I originally wrote individual responses to the points in the rest of
your email, but then I realized that it’s slightly more than a year
since we had an eerily similar discussion:
<http://mid.gmane.org/address@hidden>.  I don’t think we
reached any conclusion then.  To avoid the same thing happening, I’m
going to try to step back and sketch the vision I have about this code
from a high-level perspective.

If it was up to me, there would be only three kinds of code touching
lists in org:
- code that manipulates org-elements objects and (where necessary)
  converts them to strings using the exporter
- a single function in ob-core that takes org-elements lists and converts
  them into a simple nested list format, for use as input to babel code
- a single function in ob-core that is the inverse of the one above, for
  processing the output of code blocks

I think this implies:
- org-list-parse-list deprecated/removed
- org-list-to-generic deprecated/removed
- callers of these two functions updated to use org-elements/ox (with new
  helper functions introduced for this purpose if it seems necessary)

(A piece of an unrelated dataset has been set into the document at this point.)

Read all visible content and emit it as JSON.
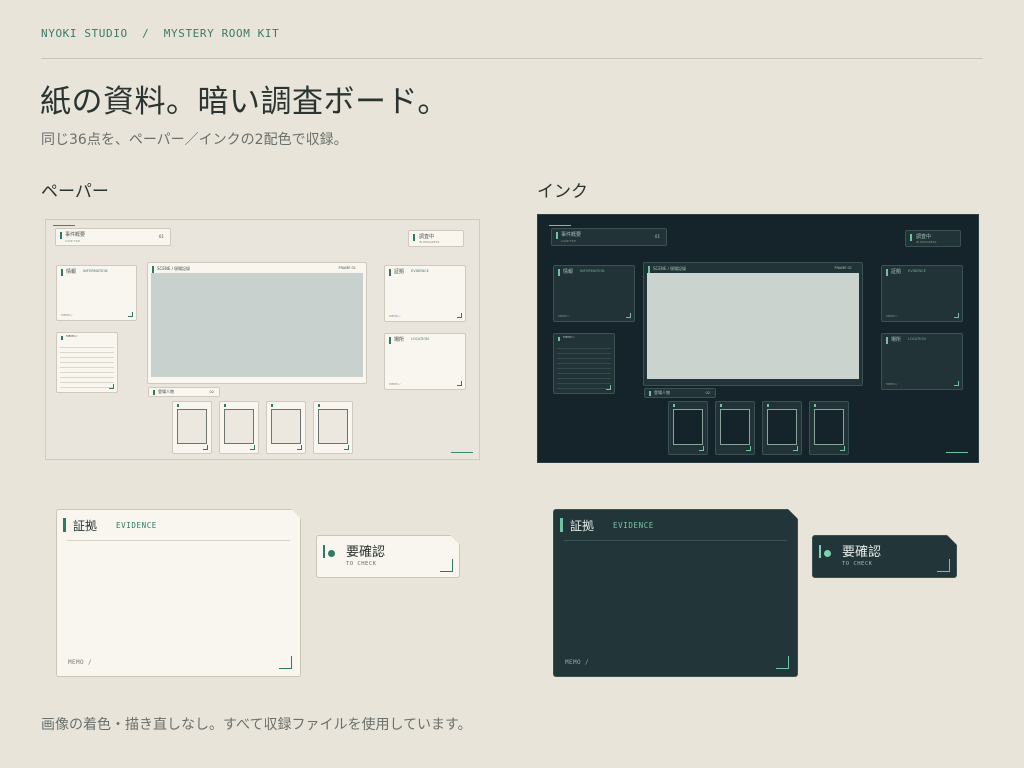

The simplicity gains from this would be:
- fewer functions in the public API of org (org-list-parse-list is replaced
  by preexisting org-elements functions, and org-list-to-generic by ox
- hopefully less code to maintain (in terms of lines), though it remains
  to be seen how much or if at all these changes actually shrink the
  code base
- all org code manipulating lists uses a single format (org-elements).
  Babel code blocks are not org code (and often not in elisp), so they
  are the only thing that gets to use a different format
- the plist format controlling org-list-to-generic goes away

You said:

> Actually, `org-list-to-generic' in its current form isn't adequate for
> anything. Even `org-list-to-*' functions do not use it.


> we can re-implement `org-list-to-subtree' without using
> `org-list-to-generic'.

Which I think means we are on more or less the same page about
org-list-to-generic.  You also said:

> `org-list-parse-list' should be simplified, too, as its current return
> value is useless (e.g., nothing uses [CBON] anymore in the code base).

Here I’m more radical than you: since the current return value is useless
(I agree) and hardly used anywhere, my conclusion is to just get rid of
the function, rather than trying to invent a way in which it could be

I hope that having laid it out in this way helps to understand what I
have in mind.  I’d of course be very glad to hear what your thoughts
are, and hopefully we’ll be able to work out how to proceed.